I'm shortly going to be travelling with the CYL to Geelong, where I will beguile people with marvellous stories of my literary life, both in hospital and out. So far the reviews of my latest Penguin book 'The Shiny Guys' have been positive, but I'm not going to link to them because that would be just too pathetic. America took ten thousand copies of the book I did with Judy Horacek, The Night Before Mother's Day, I have made fifteen flourless orange cakes, and consumed many excellent sandwiches that I made myself, oh and I'll be at The Melbourne Writers Festival This Year for the first time ever! (Praise be to Mike Shuttleworth.)
Okay, this is a complete lie. There is no film planned for The Shiny Guys, I was just trying to make writer Michael Gerard Bauer as jealous as he makes me. And even if a film does happen, I doubt that Taylor Lautner will do it, especially as the character Mango spends a whole pivotal scene completely naked in front of a mirror. Ooh, hang on ... we may have another google-wacker here: Taylor Lautner naked.

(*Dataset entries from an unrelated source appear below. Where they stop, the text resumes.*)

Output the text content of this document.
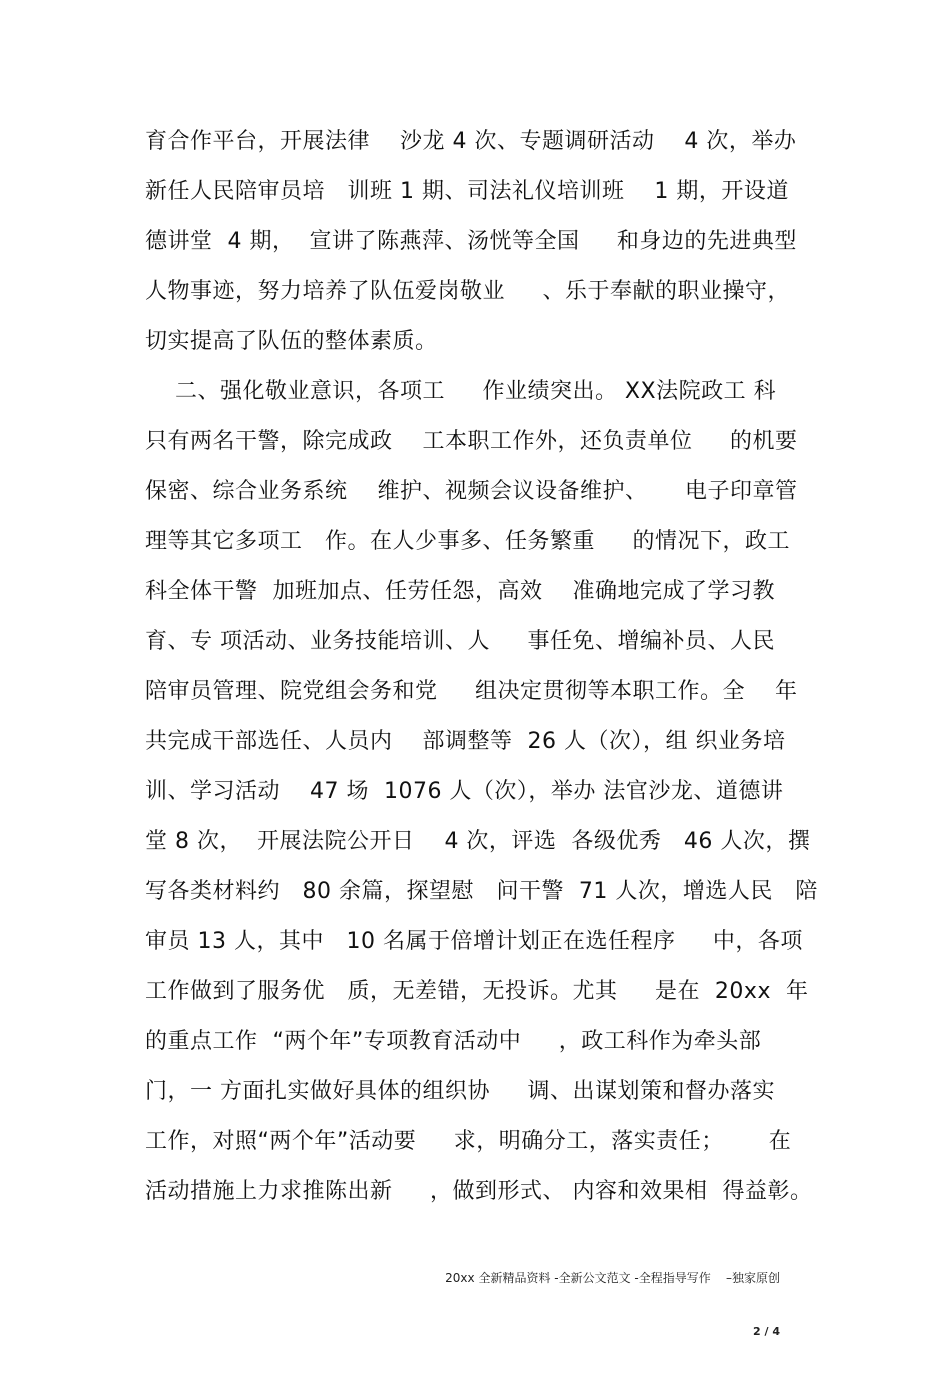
育合作平台，开展法律    沙龙 4 次、专题调研活动    4 次，举办
新任人民陪审员培   训班 1 期、司法礼仪培训班    1 期，开设道
德讲堂  4 期，  宣讲了陈燕萍、汤恍等全国     和身边的先进典型
人物事迹，努力培养了队伍爱岗敬业     、乐于奉献的职业操守，
切实提高了队伍的整体素质。
二、强化敬业意识，各项工     作业绩突出。 XX法院政工 科
只有两名干警，除完成政    工本职工作外，还负责单位     的机要
保密、综合业务系统    维护、视频会议设备维护、     电子印章管
理等其它多项工   作。在人少事多、任务繁重     的情况下，政工
科全体干警  加班加点、任劳任怨，高效    准确地完成了学习教
育、专 项活动、业务技能培训、人     事任免、增编补员、人民
陪审员管理、院党组会务和党     组决定贯彻等本职工作。全    年
共完成干部选任、人员内    部调整等  26 人（次），组 织业务培
训、学习活动    47 场  1076 人（次），举办 法官沙龙、道德讲
堂 8 次，  开展法院公开日    4 次，评选  各级优秀   46 人次，撰
写各类材料约   80 余篇，探望慰   问干警  71 人次，增选人民   陪
审员 13 人，其中   10 名属于倍增计划正在选任程序     中，各项
工作做到了服务优   质，无差错，无投诉。尤其     是在  20xx  年
的重点工作  “两个年”专项教育活动中     ，政工科作为牵头部
门，一 方面扎实做好具体的组织协     调、出谋划策和督办落实
工作，对照“两个年”活动要     求，明确分工，落实责任；      在
活动措施上力求推陈出新     ，做到形式、 内容和效果相  得益彰。

20xx 全新精品资料 -全新公文范文 -全程指导写作    –独家原创

2 / 4
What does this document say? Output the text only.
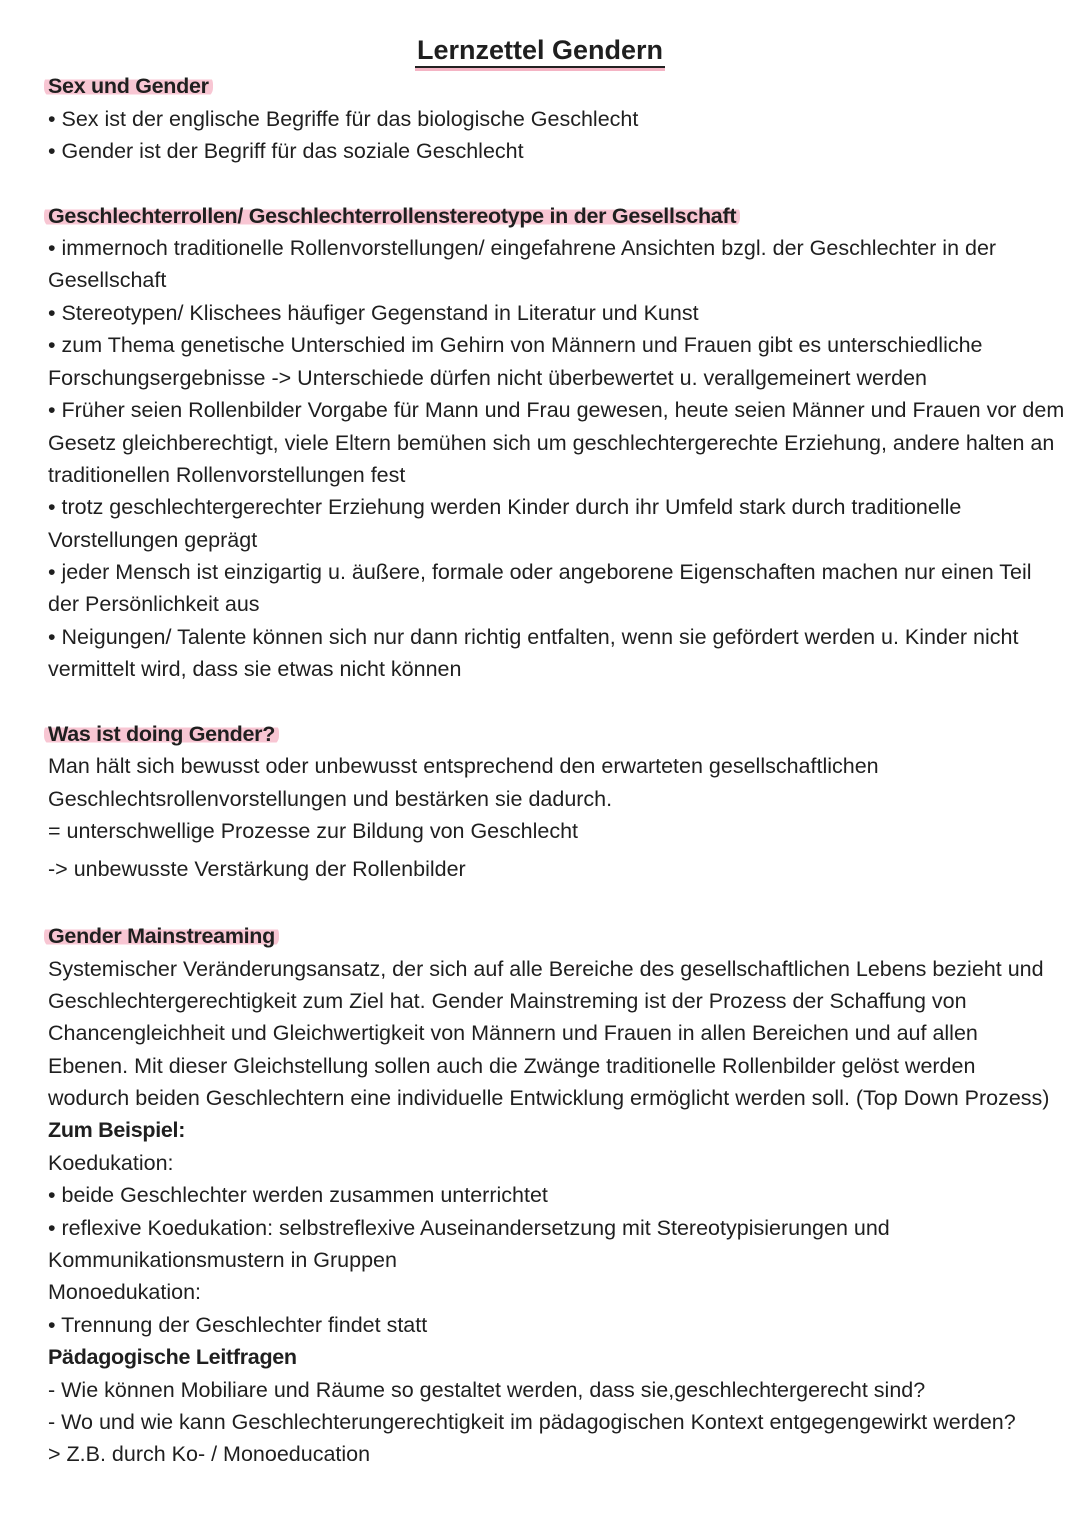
Lernzettel Gendern
Sex und Gender
• Sex ist der englische Begriffe für das biologische Geschlecht
• Gender ist der Begriff für das soziale Geschlecht
Geschlechterrollen/ Geschlechterrollenstereotype in der Gesellschaft
• immernoch traditionelle Rollenvorstellungen/ eingefahrene Ansichten bzgl. der Geschlechter in der
Gesellschaft
• Stereotypen/ Klischees häufiger Gegenstand in Literatur und Kunst
• zum Thema genetische Unterschied im Gehirn von Männern und Frauen gibt es unterschiedliche
Forschungsergebnisse -> Unterschiede dürfen nicht überbewertet u. verallgemeinert werden
• Früher seien Rollenbilder Vorgabe für Mann und Frau gewesen, heute seien Männer und Frauen vor dem
Gesetz gleichberechtigt, viele Eltern bemühen sich um geschlechtergerechte Erziehung, andere halten an
traditionellen Rollenvorstellungen fest
• trotz geschlechtergerechter Erziehung werden Kinder durch ihr Umfeld stark durch traditionelle
Vorstellungen geprägt
• jeder Mensch ist einzigartig u. äußere, formale oder angeborene Eigenschaften machen nur einen Teil
der Persönlichkeit aus
• Neigungen/ Talente können sich nur dann richtig entfalten, wenn sie gefördert werden u. Kinder nicht
vermittelt wird, dass sie etwas nicht können
Was ist doing Gender?
Man hält sich bewusst oder unbewusst entsprechend den erwarteten gesellschaftlichen
Geschlechtsrollenvorstellungen und bestärken sie dadurch.
= unterschwellige Prozesse zur Bildung von Geschlecht
-> unbewusste Verstärkung der Rollenbilder
Gender Mainstreaming
Systemischer Veränderungsansatz, der sich auf alle Bereiche des gesellschaftlichen Lebens bezieht und
Geschlechtergerechtigkeit zum Ziel hat. Gender Mainstreming ist der Prozess der Schaffung von
Chancengleichheit und Gleichwertigkeit von Männern und Frauen in allen Bereichen und auf allen
Ebenen. Mit dieser Gleichstellung sollen auch die Zwänge traditionelle Rollenbilder gelöst werden
wodurch beiden Geschlechtern eine individuelle Entwicklung ermöglicht werden soll. (Top Down Prozess)
Zum Beispiel:
Koedukation:
• beide Geschlechter werden zusammen unterrichtet
• reflexive Koedukation: selbstreflexive Auseinandersetzung mit Stereotypisierungen und
Kommunikationsmustern in Gruppen
Monoedukation:
• Trennung der Geschlechter findet statt
Pädagogische Leitfragen
- Wie können Mobiliare und Räume so gestaltet werden, dass sie,geschlechtergerecht sind?
- Wo und wie kann Geschlechterungerechtigkeit im pädagogischen Kontext entgegengewirkt werden?
> Z.B. durch Ko- / Monoeducation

I think that about covers it. Craig Smith has completed the illustrations for my kids' picture book, 'Heather Fell in the Water' which is coming out from Allen and Unwin just before Summer later this year. The pictures are, of course, quite beautiful.
And if you're in the mood, why don’t you come along to the launch of 'The Night Before Mother's Day' at Carlton Readings on 26April, starting at 6.30. The multi-talented Tracy Harvey will be doing the launch. Judy and I will both be there, signing autographs. It's my first professional public outing since the stroke. Come one, come all! See if I can make it through the night without falling over.